We’ve been taking you on a comprehensive journey through the commercial motor vehicle (CMV). With so much ground already covered, we are continuing on through some of the most vital components of a CMV.
Large commercial trucks are technologically advanced vehicles. But even as the digital age brings change to legacy components, it’s still important to have a good working knowledge of the basics of how a CMV operates.
In our last installment, we were taking a look at the electrical system. Today we will finish with the electrical system and start in on the real power behind a CMV: The drive train. So, let’s dive right in!
Finishing out the electrical system includes covering the various circuits. First up is the cranking circuit. This is the circuit that moves electricity from the battery to a starter motor. You start the process by depressing a starter switch inside the vehicle.
Next up is the ignition circuit. The ignition circuit provides the sparks for each cylinder. The spark ignites the fuel and air mixture within the engine itself. For diesel engines, an ignition circuit is not needed.
Finally, you’ll have to consider lighting and accessory circuits. These circuits provide electricity for the CMV’s horn, lights, instruments, wipers and more.
The Drive Train
Well, with the electrical system in our review mirror, it’s time to move on to the drive train. This is the part of the CMV that powers everything from the belly of the beast. The drive train is essentially a series of connected mechanical parts which convert power generated by the engine into torque and applies it to power the vehicle’s wheels.

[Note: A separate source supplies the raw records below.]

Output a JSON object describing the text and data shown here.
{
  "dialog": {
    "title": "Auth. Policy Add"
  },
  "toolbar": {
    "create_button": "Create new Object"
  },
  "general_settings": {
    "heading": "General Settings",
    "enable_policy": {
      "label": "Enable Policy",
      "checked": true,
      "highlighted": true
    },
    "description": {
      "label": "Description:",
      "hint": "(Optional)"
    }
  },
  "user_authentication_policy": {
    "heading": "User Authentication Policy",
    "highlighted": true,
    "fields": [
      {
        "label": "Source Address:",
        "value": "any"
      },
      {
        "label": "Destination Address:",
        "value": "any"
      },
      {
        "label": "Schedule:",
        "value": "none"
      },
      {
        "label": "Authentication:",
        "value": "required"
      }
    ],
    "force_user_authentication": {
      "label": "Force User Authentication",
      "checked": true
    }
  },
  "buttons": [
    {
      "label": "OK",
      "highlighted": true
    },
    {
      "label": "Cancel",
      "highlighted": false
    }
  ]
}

There are several basic components of a typical drive train setup:
- Drive shaft;
- Universal joints;
So without further ado, let’s take a look at each individual component of a CMVs drive train.
The clutch allows the operator to connect or disconnect the engine from the power train. This is what allows the truck driver to shift gears.
The clutch itself will generally be comprised of the following major parts:
- Clutch housing;
- Clutch disc(s);
- Pressure plate;
- Release assembly;
In most truck setups, the clutch has three plates. One plate will be squeezed tightly between the other two. The plate in the middle is called the clutch disk and is connected to the shaft leading out to the transmission.
The other two plates are called driving members and are connected directly to the engine. A powerful spring or set of springs tightens the grip on the two driving members and forces them all to turn as one unit.
The engine flywheel is used in conjunction with the first driving member. It has a smooth surface where the pressure plate pushes up against it. Without this component, the engine would not be able to properly power the vehicle.
The pressure plate is a cast iron ring which is smooth on one side. It is fastened to the cover and then bolted to the flywheel. The way it is fastened allows it to slide back and forth.
Finally, the driven plate is a flat steel disk with friction on one side. The plate is fastened by splines to a shaft that snakes into the transmission. Once there, it fits into grooves on the shaft. This allows them all to turn together, but doesn’t prevent the plate from sliding back and forth. The driven plate is designed to wear out before other components. In fact, this prevents damage to other parts of the clutch system.
We hope you’ve enjoyed our most recent look into the vital components of a CMV.